Ware State Prison is not one of the 15 prisons the Justice Department will look into. However, the investigation will include Autry State Prison, Hancock State Prison, Macon State Prison, Valdosta State Prison, and Calhoun State prison. Those prisons account for 5 of the 8 facilities that reported lockdowns in June of 2020.  

During a press briefing, Clarke said at least 26 people died in Georgia prisons by confirmed or suspected homicide, and there have been a reported 18 homicides so far this year in Georgia's prisons.

“Why is it that there are so many homicides in Georgia's prisons, and we should not have waited that long?” Futch said. “For some reason or another, some of our brothers are going to prison on five and 10 years. And the mamas and daddies are getting the call that their sons and daughters are dead.”

Futch believes the issues are systematic and not contained to one area or one prison.

On September 14, 2020, the Southern Center for Human Rights (SCHR) sent a letter to the U.S. Department of Justice asking the federal government to intervene. Its executive director, Sara Totonchi, says the problem is too big for the state to just power through.

Recently, SCHR filed a lawsuit in federal court challenging the “inhuman conditions” at Georgia State Prison.

“Conditions of confinement at GSP are repulsive. Rats and roaches crawl on people while they sleep and crawl in their food.
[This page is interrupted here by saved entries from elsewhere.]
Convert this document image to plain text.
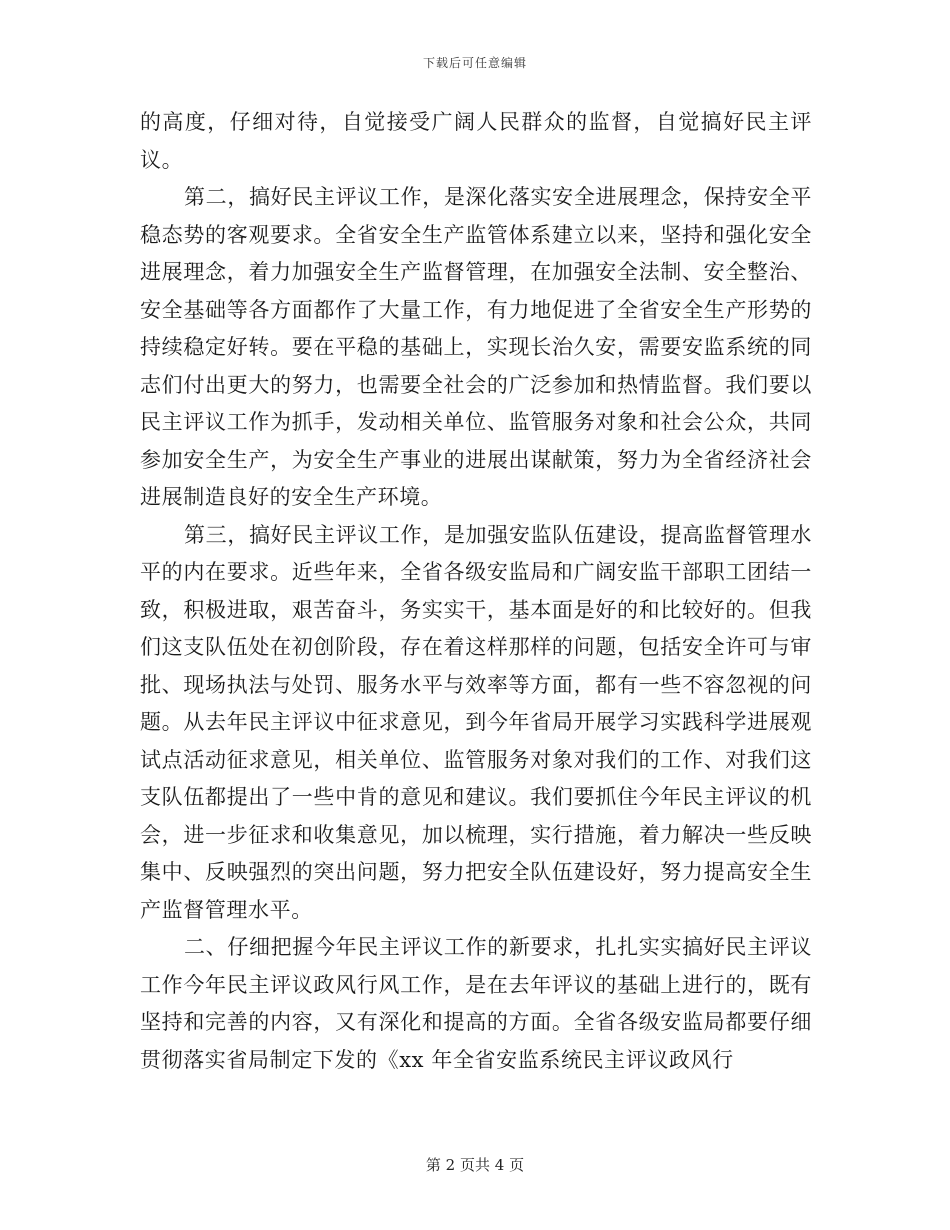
下载后可任意编辑

的高度，仔细对待，自觉接受广阔人民群众的监督，自觉搞好民主评议。

第二，搞好民主评议工作，是深化落实安全进展理念，保持安全平稳态势的客观要求。全省安全生产监管体系建立以来，坚持和强化安全进展理念，着力加强安全生产监督管理，在加强安全法制、安全整治、安全基础等各方面都作了大量工作，有力地促进了全省安全生产形势的持续稳定好转。要在平稳的基础上，实现长治久安，需要安监系统的同志们付出更大的努力，也需要全社会的广泛参加和热情监督。我们要以民主评议工作为抓手，发动相关单位、监管服务对象和社会公众，共同参加安全生产，为安全生产事业的进展出谋献策，努力为全省经济社会进展制造良好的安全生产环境。

第三，搞好民主评议工作，是加强安监队伍建设，提高监督管理水平的内在要求。近些年来，全省各级安监局和广阔安监干部职工团结一致，积极进取，艰苦奋斗，务实实干，基本面是好的和比较好的。但我们这支队伍处在初创阶段，存在着这样那样的问题，包括安全许可与审批、现场执法与处罚、服务水平与效率等方面，都有一些不容忽视的问题。从去年民主评议中征求意见，到今年省局开展学习实践科学进展观试点活动征求意见，相关单位、监管服务对象对我们的工作、对我们这支队伍都提出了一些中肯的意见和建议。我们要抓住今年民主评议的机会，进一步征求和收集意见，加以梳理，实行措施，着力解决一些反映集中、反映强烈的突出问题，努力把安全队伍建设好，努力提高安全生产监督管理水平。

二、仔细把握今年民主评议工作的新要求，扎扎实实搞好民主评议工作今年民主评议政风行风工作，是在去年评议的基础上进行的，既有坚持和完善的内容，又有深化和提高的方面。全省各级安监局都要仔细贯彻落实省局制定下发的《xx 年全省安监系统民主评议政风行

第 2 页共 4 页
Many cells have no power and defective plumbing. Living areas reek of feces from accumulated human waste in unflushed toilets, whose flushing mechanisms are controlled by staff,” a statement from SCHR reads.
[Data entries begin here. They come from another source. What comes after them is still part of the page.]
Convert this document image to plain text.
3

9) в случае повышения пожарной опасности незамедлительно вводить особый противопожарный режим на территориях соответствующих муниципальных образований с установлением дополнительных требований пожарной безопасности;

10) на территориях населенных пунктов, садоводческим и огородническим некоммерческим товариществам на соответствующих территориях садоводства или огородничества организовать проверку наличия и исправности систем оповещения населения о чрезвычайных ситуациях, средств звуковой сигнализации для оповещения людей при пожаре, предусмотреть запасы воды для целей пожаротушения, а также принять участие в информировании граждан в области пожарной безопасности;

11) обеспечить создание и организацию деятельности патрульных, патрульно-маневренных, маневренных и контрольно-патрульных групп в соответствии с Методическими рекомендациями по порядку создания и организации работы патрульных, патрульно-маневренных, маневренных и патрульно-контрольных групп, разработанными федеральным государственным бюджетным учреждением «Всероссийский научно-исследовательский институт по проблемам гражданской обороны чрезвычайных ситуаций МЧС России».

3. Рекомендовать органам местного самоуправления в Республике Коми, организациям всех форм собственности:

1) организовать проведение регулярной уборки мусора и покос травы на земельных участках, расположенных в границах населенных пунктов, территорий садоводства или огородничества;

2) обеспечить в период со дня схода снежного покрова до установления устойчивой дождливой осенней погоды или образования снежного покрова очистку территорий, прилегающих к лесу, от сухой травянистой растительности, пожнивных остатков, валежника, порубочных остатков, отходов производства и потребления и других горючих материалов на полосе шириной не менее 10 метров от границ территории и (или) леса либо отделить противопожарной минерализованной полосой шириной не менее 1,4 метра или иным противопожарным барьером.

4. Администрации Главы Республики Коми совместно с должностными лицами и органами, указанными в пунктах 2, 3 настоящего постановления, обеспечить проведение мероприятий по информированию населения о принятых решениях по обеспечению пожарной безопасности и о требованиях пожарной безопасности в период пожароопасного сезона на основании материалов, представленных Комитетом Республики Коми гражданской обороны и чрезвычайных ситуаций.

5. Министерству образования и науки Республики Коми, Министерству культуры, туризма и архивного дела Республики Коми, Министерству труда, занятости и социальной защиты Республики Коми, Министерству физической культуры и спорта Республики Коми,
Georgia Department of Corrections denied accusations of misconduct and neglect. In a statement to USA Today, the department said, they are committed to the safety of all the offenders in its custody.

"This commitment includes the protection of lesbian, gay, bisexual, transgender, and intersex (LGBTI) prisoners from sexual harassment, sexual abuse, and sexual assault," the agency added. "We cooperated fully with the U.S. DOJ’s initial investigation in 2016 and are proud of the service and dedication of our team since then to perform during unprecedented challenges."

Futch said he’s certain the investigation will only improve the prison system.

“It doesn't matter whether the inmate is guilty or not guilty. It is still a constitutional mandate for us, as leaders, and as sworn officers to protect the rights of inmates," Futch said. "And I'm confident, I am confident that they will do what they need to do. And the prison system will start to look a little bit better than what it has been looking.”